Je m’appelle Paulina et je suis la petite-fille d’une ancienne déportée du camp de concentration de Neuengamme, ma merveilleuse et chère grand-mère Krystyna Razińska.
J’ai grandi avec la conviction que le monde était bon, j’ai appris à aimer les autres, à pardonner et à ne pas nourrir de colère en moi. Mes parents m’ont protégée de la souffrance et de tout ce qui était dangereux et mauvais pour moi. Enfant, je ne connaissais ni la guerre, ni la mort, ni l’esclavage, ni la faim. Je ne pouvais pas imaginer tout cela, je ne pouvais pas croire que ce n’était pas un mythe inventé. Adolescente, j’ai participé à des voyages en Allemagne à l’occasion des commémorations de la libération des camps de concentration.
J’ai aujourd’hui 40 ans, je suis mère et une femme indépendante. Je vis et travaille à Varsovie. Je suis directrice d’une clinique médicale. J’ai deux emplois. Je vis seule, car ma vie privée a évolué ainsi. J’aime rire, vivre, danser, faire du vélo. J’aime les bons films et les bons livres. J’aime rencontrer de nouvelles personnes, découvrir leurs histoires ; j’aime parler et écrire. Je ressemble beaucoup à ma grand-mère. J’ai la force et la volonté d’agir et de surmonter les obstacles.
Merci, grand-mère, pour les valeurs que tu nous as transmises, pour la personne que tu étais et pour ce que tu nous as appris. Merci, grand-mère, de nous avoir élevés dans la foi en Dieu et dans l’amour. Grand-mère était tout ce qu’il y avait de beau au milieu de la saleté de la guerre. Tu nous manques, grand-mère, tes histoires que nous pouvions écouter indéfiniment, tes paroles aimables et tes bons conseils. La guerre nous a beaucoup appris à tous.
Je porterai ton courage en moi, grand-mère, pour toujours.
Comment as-tu découvert l’histoire de ta grand-mère?
Grand-mère ne parlait jamais de la guerre. Au lieu de cela, elle me racontait des contes de fées et des histoires fantastiques avec des fins heureuses, où le bien triomphe. Pendant longtemps, je n’ai rien su de l’histoire de grand-mère. En fait, je ne l’ai apprise que lorsque grand-mère s’est rendue en Allemagne pour célébrer la libération du camp de concentration. J’avais alors environ 15 ans, l’âge de ma grand-mère lorsqu’elle a été séparée de ses parents et envoyée au camp.
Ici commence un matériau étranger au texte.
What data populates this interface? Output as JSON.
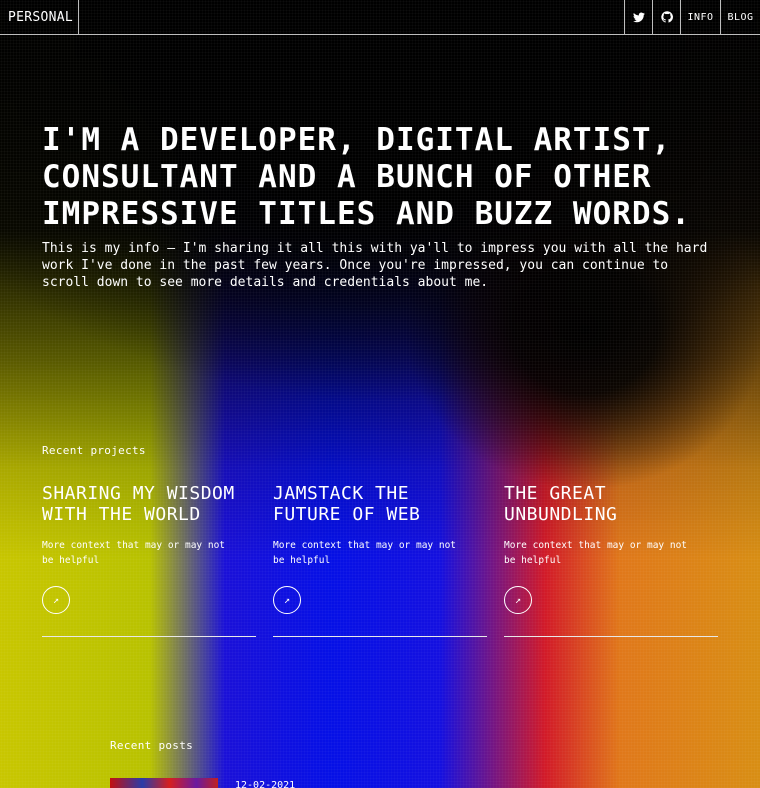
{
  "header": {
    "brand": "PERSONAL",
    "nav": [
      {
        "label": "INFO"
      },
      {
        "label": "BLOG"
      }
    ],
    "icons": [
      "twitter-icon",
      "github-icon"
    ]
  },
  "hero": {
    "title": "I'M A DEVELOPER, DIGITAL ARTIST, CONSULTANT AND A BUNCH OF OTHER IMPRESSIVE TITLES AND BUZZ WORDS.",
    "text": "This is my info — I'm sharing it all this with ya'll to impress you with all the hard work I've done in the past few years. Once you're impressed, you can continue to scroll down to see more details and credentials about me."
  },
  "projects": {
    "label": "Recent projects",
    "items": [
      {
        "title": "SHARING MY WISDOM WITH THE WORLD",
        "desc": "More context that may or may not be helpful"
      },
      {
        "title": "JAMSTACK THE FUTURE OF WEB",
        "desc": "More context that may or may not be helpful"
      },
      {
        "title": "THE GREAT UNBUNDLING",
        "desc": "More context that may or may not be helpful"
      }
    ],
    "link_glyph": "↗"
  },
  "posts": {
    "label": "Recent posts",
    "items": [
      {
        "date": "12-02-2021"
      }
    ]
  }
}
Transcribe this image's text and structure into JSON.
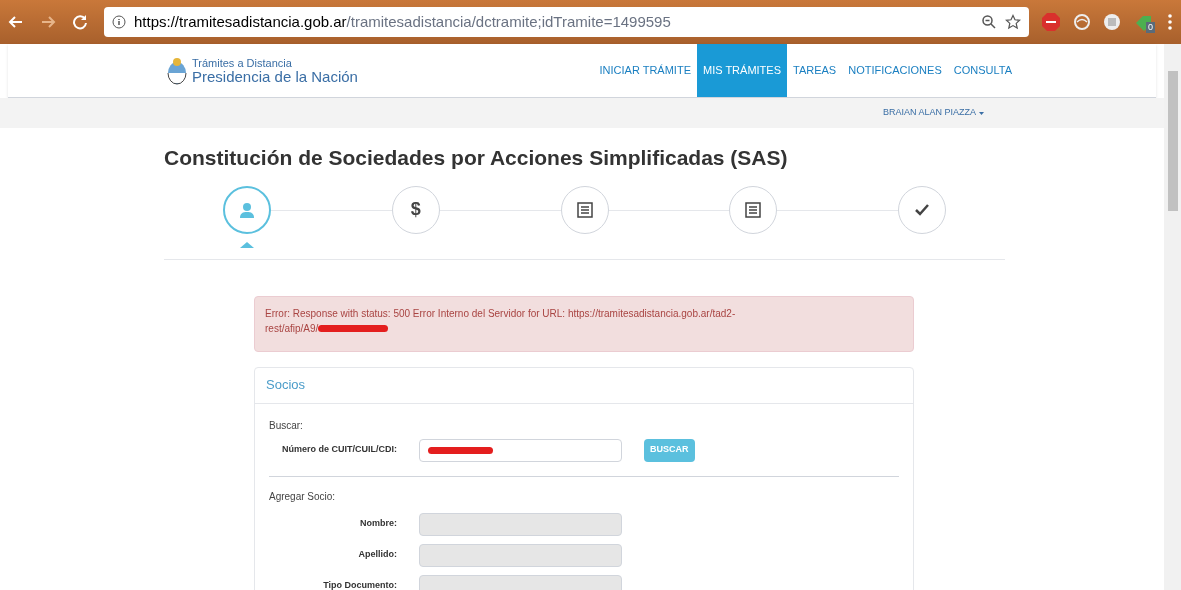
{
  "browser": {
    "url_host": "https://tramitesadistancia.gob.ar",
    "url_path": "/tramitesadistancia/dctramite;idTramite=1499595",
    "extension_badge": "0"
  },
  "header": {
    "brand_line_1": "Trámites a Distancia",
    "brand_line_2": "Presidencia de la Nación",
    "nav": [
      {
        "label": "INICIAR TRÁMITE",
        "selected": false
      },
      {
        "label": "MIS TRÁMITES",
        "selected": true
      },
      {
        "label": "TAREAS",
        "selected": false
      },
      {
        "label": "NOTIFICACIONES",
        "selected": false
      },
      {
        "label": "CONSULTA",
        "selected": false
      }
    ],
    "user": "BRAIAN ALAN PIAZZA"
  },
  "page_title": "Constitución de Sociedades por Acciones Simplificadas (SAS)",
  "steps": [
    {
      "kind": "user",
      "selected": true
    },
    {
      "kind": "text",
      "label": "$",
      "selected": false
    },
    {
      "kind": "list",
      "selected": false
    },
    {
      "kind": "list",
      "selected": false
    },
    {
      "kind": "check",
      "selected": false
    }
  ],
  "error": {
    "text_line_1": "Error: Response with status: 500 Error Interno del Servidor for URL: https://tramitesadistancia.gob.ar/tad2-",
    "text_line_2": "rest/afip/A9/"
  },
  "socios": {
    "title": "Socios",
    "search_heading": "Buscar:",
    "search_label": "Número de CUIT/CUIL/CDI:",
    "search_button": "BUSCAR",
    "add_heading": "Agregar Socio:",
    "fields": [
      {
        "label": "Nombre:",
        "disabled": true
      },
      {
        "label": "Apellido:",
        "disabled": true
      },
      {
        "label": "Tipo Documento:",
        "disabled": true
      }
    ]
  }
}
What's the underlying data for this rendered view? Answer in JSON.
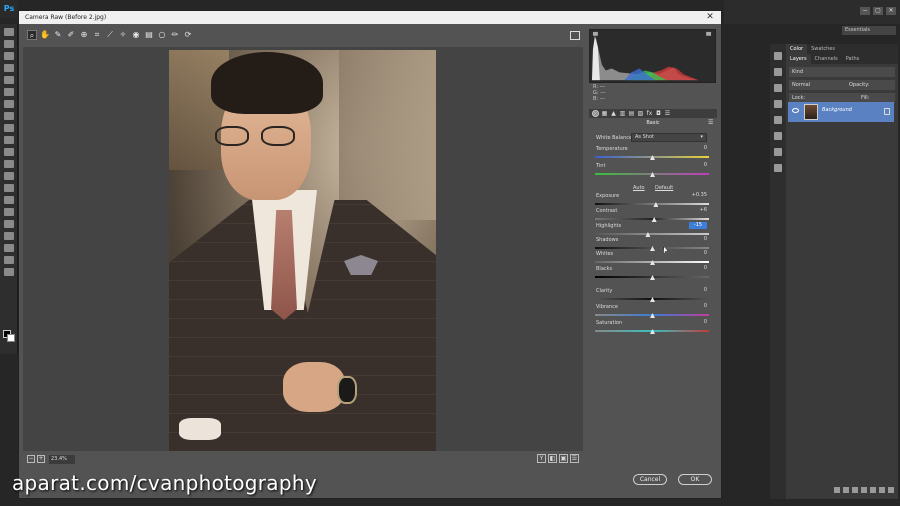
{
  "app": {
    "logo": "Ps",
    "workspace": "Essentials",
    "window_buttons": [
      "−",
      "▢",
      "✕"
    ]
  },
  "dialog": {
    "title": "Camera Raw (Before 2.jpg)",
    "close": "✕"
  },
  "tools": [
    "zoom-icon",
    "hand-icon",
    "white-balance-icon",
    "color-sampler-icon",
    "target-adjust-icon",
    "crop-icon",
    "straighten-icon",
    "spot-removal-icon",
    "red-eye-icon",
    "graduated-filter-icon",
    "radial-filter-icon",
    "brush-icon",
    "rotate-icon"
  ],
  "tool_glyphs": [
    "⌕",
    "✋",
    "✎",
    "✐",
    "⊕",
    "⌗",
    "⟋",
    "✧",
    "◉",
    "▤",
    "○",
    "✏",
    "⟳"
  ],
  "canvas": {
    "zoom": "23.4%",
    "zoom_minus": "−",
    "zoom_plus": "+",
    "view_buttons": [
      "Y",
      "◧",
      "▣",
      "☰"
    ]
  },
  "readout": {
    "r": "R:  ---",
    "g": "G:  ---",
    "b": "B:  ---"
  },
  "panel": {
    "name": "Basic",
    "tab_glyphs": [
      "◎",
      "▦",
      "▲",
      "▥",
      "▤",
      "▧",
      "fx",
      "◘",
      "☰"
    ],
    "white_balance_label": "White Balance:",
    "white_balance_value": "As Shot",
    "auto": "Auto",
    "default": "Default",
    "sliders": [
      {
        "key": "temperature",
        "label": "Temperature",
        "value": "0",
        "position": 0.5,
        "track": "linear-gradient(90deg,#3b5fd0,#e6d23c)"
      },
      {
        "key": "tint",
        "label": "Tint",
        "value": "0",
        "position": 0.5,
        "track": "linear-gradient(90deg,#3cbf3c,#c03cc0)"
      },
      {
        "key": "exposure",
        "label": "Exposure",
        "value": "+0.35",
        "position": 0.53,
        "track": "linear-gradient(90deg,#111,#ddd)"
      },
      {
        "key": "contrast",
        "label": "Contrast",
        "value": "+6",
        "position": 0.515,
        "track": "linear-gradient(90deg,#777,#222,#ddd)"
      },
      {
        "key": "highlights",
        "label": "Highlights",
        "value": "-15",
        "position": 0.46,
        "track": "linear-gradient(90deg,#555,#ccc)",
        "editing": true
      },
      {
        "key": "shadows",
        "label": "Shadows",
        "value": "0",
        "position": 0.5,
        "track": "linear-gradient(90deg,#111,#888)"
      },
      {
        "key": "whites",
        "label": "Whites",
        "value": "0",
        "position": 0.5,
        "track": "linear-gradient(90deg,#666,#fff)"
      },
      {
        "key": "blacks",
        "label": "Blacks",
        "value": "0",
        "position": 0.5,
        "track": "linear-gradient(90deg,#000,#666)"
      },
      {
        "key": "clarity",
        "label": "Clarity",
        "value": "0",
        "position": 0.5,
        "track": "linear-gradient(90deg,#555,#111,#555)"
      },
      {
        "key": "vibrance",
        "label": "Vibrance",
        "value": "0",
        "position": 0.5,
        "track": "linear-gradient(90deg,#888,#3c7bd6,#c03c9c)"
      },
      {
        "key": "saturation",
        "label": "Saturation",
        "value": "0",
        "position": 0.5,
        "track": "linear-gradient(90deg,#888,#3cbfbf,#c03c3c)"
      }
    ]
  },
  "buttons": {
    "cancel": "Cancel",
    "ok": "OK"
  },
  "ps_panel": {
    "tabs_top": [
      "Color",
      "Swatches"
    ],
    "tabs_layers": [
      "Layers",
      "Channels",
      "Paths"
    ],
    "kind": "Kind",
    "blend": "Normal",
    "opacity_label": "Opacity:",
    "lock_label": "Lock:",
    "fill_label": "Fill:",
    "layer_name": "Background"
  },
  "watermark": "aparat.com/cvanphotography"
}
La première personne qui m’a fait découvrir l’histoire de ma famille a été ma mère. Elle m’a parlé de ma grand-mère et de la guerre qu’elle avait survécu, sans trop entrer dans les détails. Elle m’a parlé des célébrations annuelles chez nos voisins et d’autres personnes qui avaient souffert pendant la guerre. Adolescente, je n’étais pas tout à fait consciente de la gravité de la situation, je ne pouvais pas en saisir toute la portée. Lorsque j’ai commencé à accompagner ma grand-mère lors de ses voyages en Allemagne, je me suis plongée dans le sujet et lui ai demandé d’autres informations et détails sur sa vie.
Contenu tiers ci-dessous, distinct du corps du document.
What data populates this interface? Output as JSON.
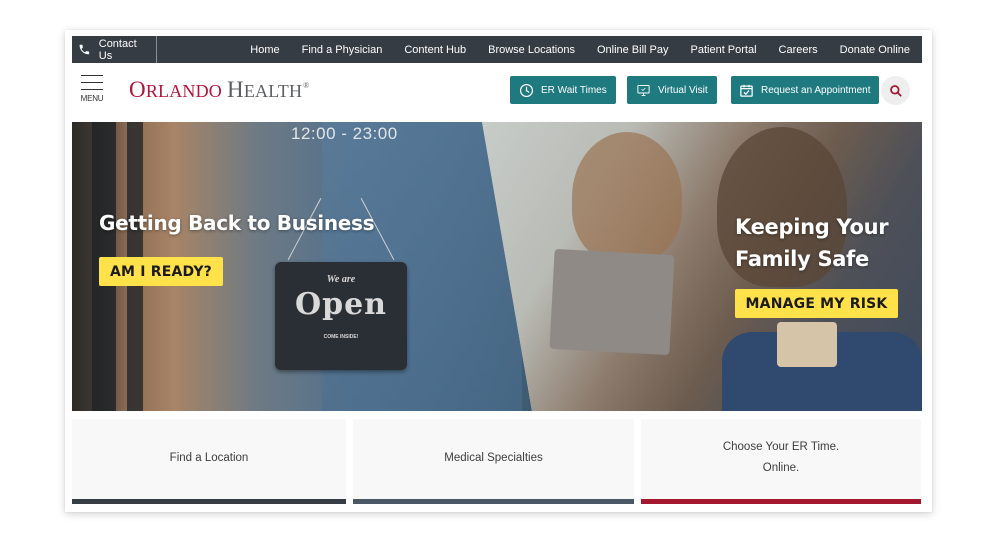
{
  "topbar": {
    "contact_label": "Contact Us",
    "contact_icon": "phone-icon",
    "nav": [
      "Home",
      "Find a Physician",
      "Content Hub",
      "Browse Locations",
      "Online Bill Pay",
      "Patient Portal",
      "Careers",
      "Donate Online"
    ]
  },
  "header": {
    "menu_label": "MENU",
    "logo": {
      "part1_first": "O",
      "part1_rest": "RLANDO",
      "part2_first": "H",
      "part2_rest": "EALTH",
      "registered": "®"
    },
    "buttons": [
      {
        "label": "ER Wait Times",
        "icon": "clock-icon"
      },
      {
        "label": "Virtual Visit",
        "icon": "monitor-icon"
      },
      {
        "label": "Request an Appointment",
        "icon": "calendar-check-icon"
      }
    ],
    "search_icon": "search-icon"
  },
  "hero": {
    "left": {
      "sign_hours": "12:00 - 23:00",
      "sign_we_are": "We are",
      "sign_open": "Open",
      "sign_come_inside": "COME INSIDE!",
      "title": "Getting Back to Business",
      "cta": "AM I READY?"
    },
    "right": {
      "title": "Keeping Your Family Safe",
      "cta": "MANAGE MY RISK"
    }
  },
  "tiles": [
    {
      "label": "Find a Location",
      "bar_color": "#353c44"
    },
    {
      "label": "Medical Specialties",
      "bar_color": "#4a5865"
    },
    {
      "label_line1": "Choose Your ER Time.",
      "label_line2": "Online.",
      "bar_color": "#a3172f"
    }
  ],
  "colors": {
    "brand_red": "#b5133a",
    "teal": "#1f7a80",
    "topbar": "#353c44",
    "cta_yellow": "#ffe14a"
  }
}
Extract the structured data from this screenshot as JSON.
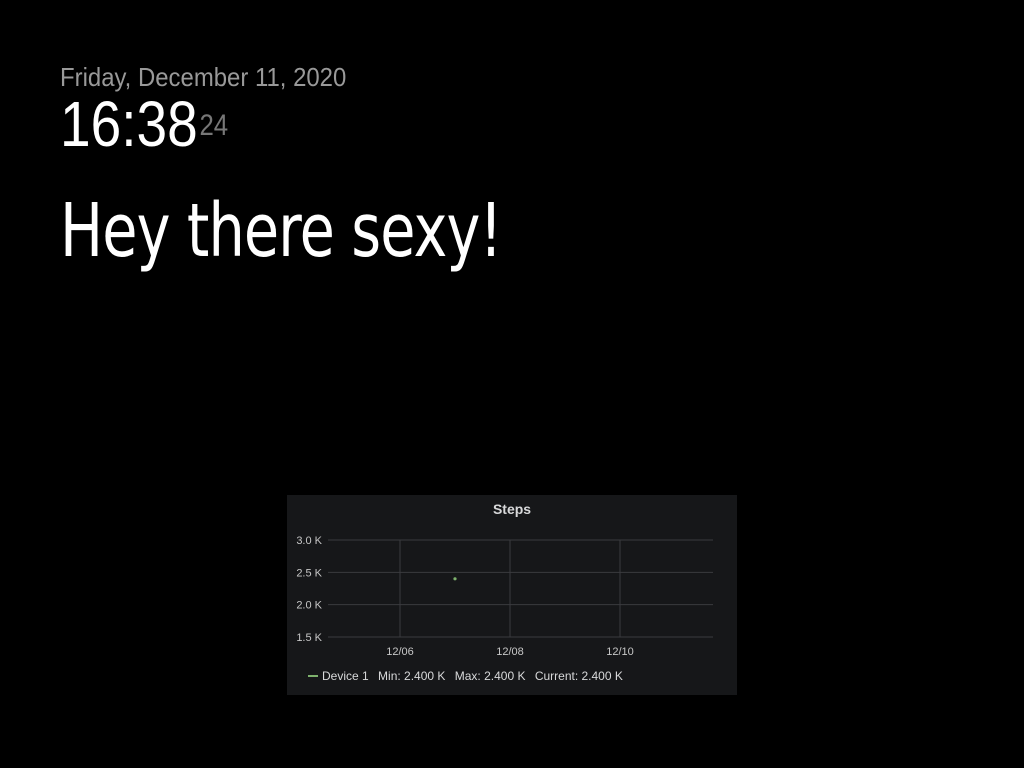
{
  "clock": {
    "date": "Friday, December 11, 2020",
    "time": "16:38",
    "seconds": "24"
  },
  "greeting": "Hey there sexy!",
  "panel": {
    "title": "Steps",
    "legend": {
      "series": "Device 1",
      "min": "Min: 2.400 K",
      "max": "Max: 2.400 K",
      "current": "Current: 2.400 K",
      "color": "#7eb26d"
    }
  },
  "chart_data": {
    "type": "scatter",
    "title": "Steps",
    "xlabel": "",
    "ylabel": "",
    "x_tick_labels": [
      "12/06",
      "12/08",
      "12/10"
    ],
    "y_tick_labels": [
      "3.0 K",
      "2.5 K",
      "2.0 K",
      "1.5 K"
    ],
    "y_ticks": [
      3000,
      2500,
      2000,
      1500
    ],
    "ylim": [
      1500,
      3000
    ],
    "grid": true,
    "series": [
      {
        "name": "Device 1",
        "color": "#7eb26d",
        "points": [
          {
            "x": "12/07",
            "y": 2400
          }
        ]
      }
    ]
  }
}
Aujourd’hui, je suis certaine que grand-mère ne nous a pas tout raconté et qu’elle portait en elle beaucoup de souffrance. Elle n’aimait pas se remémorer le passé et parler des crimes nazis en famille ou dans des interviews. Grand-mère était très patiente et modeste. Elle a mis sur papier ce qui devait voir le jour, sur des feuilles blanches qui ont été conservées jusqu’à aujourd’hui. Elle partageait ses pensées avec les autres. Elle acceptait également avec grand plaisir les invitations en Allemagne. Pour moi, grand-mère était une héroïne, presque comme un personnage de film, quelqu’un d’extraordinaire et d’inhabituel, et c’était ma grand-mère. J’étais très fière d’elle, je voyais dans les yeux des autres le respect et l’admiration qu’ils lui portaient. Je voyais la bonté, l’amour, le pardon et la réconciliation. Même lorsque grand-mère parlait de la faim, des coups, des bijoux arrachés et de la torture, elle le racontait comme une histoire, comme si cela ne la concernait pas. Il n’y avait aucun regret dans sa voix, aucun désir de vengeance, aucune insulte. C’est pourquoi la colère, la vengeance et le mépris m’étaient étrangers. Je ne l’ai jamais entendue dire du mal des Allemands. Elle ne jugeait pas, elle n’a jamais jugé. Un jour, nous devrons tous rendre compte de nos actes, disait souvent grand-mère.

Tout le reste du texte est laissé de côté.